The attorney general said the lawsuit is designed “to protect personal freedoms, preserve Missouri businesses, and push back on bureaucratic tyrants who simply want power and control.”
The Justice Department hasn’t immediately responded to a request for comment on the lawsuit.
The lawsuit isn’t the first and likely won’t be the last against Biden’s mandate. Just hours after OSHA unveiled the rule, several other states and organizations either filed lawsuits or announced they would file lawsuits against the administration.

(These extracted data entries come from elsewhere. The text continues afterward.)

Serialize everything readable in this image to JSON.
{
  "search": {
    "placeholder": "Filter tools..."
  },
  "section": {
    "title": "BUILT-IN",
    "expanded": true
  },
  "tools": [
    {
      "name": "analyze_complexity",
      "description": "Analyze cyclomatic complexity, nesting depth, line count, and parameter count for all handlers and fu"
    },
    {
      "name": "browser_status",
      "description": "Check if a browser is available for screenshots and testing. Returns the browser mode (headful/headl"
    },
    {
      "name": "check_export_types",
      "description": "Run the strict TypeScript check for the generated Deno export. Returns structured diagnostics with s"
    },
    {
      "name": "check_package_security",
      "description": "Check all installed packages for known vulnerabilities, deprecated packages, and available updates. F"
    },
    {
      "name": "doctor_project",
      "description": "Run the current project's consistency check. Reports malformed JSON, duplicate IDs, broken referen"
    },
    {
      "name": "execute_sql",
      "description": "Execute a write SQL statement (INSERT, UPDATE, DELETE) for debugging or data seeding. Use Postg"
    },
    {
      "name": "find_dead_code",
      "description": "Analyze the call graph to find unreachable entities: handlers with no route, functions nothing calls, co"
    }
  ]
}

The Daily Wire, a media company fronted by commentator Ben Shapiro, filed a challenge in federal court on Thursday against the mandate. Firms in Ohio and Michigan represented by an advocacy law firm and several others also filed lawsuits.
Attorneys general in Ohio, Kentucky, and Tennessee announced they would take legal action against Biden’s mandate targeting federal contractors. The White House also until Jan. 4 delayed its mandate that all federal contractors get vaccinated, although unlike the requirement for private businesses, there is no option for workers to submit to weekly testing.
“Unless we intervene, federal contractors in Tennessee will be forced to make sense of the mandate’s many inconsistencies that require their entire workforce be vaccinated or face potential blacklisting and loss of future federal contracts,” Tennessee Attorney General Herbert H. Slatery III said in a statement.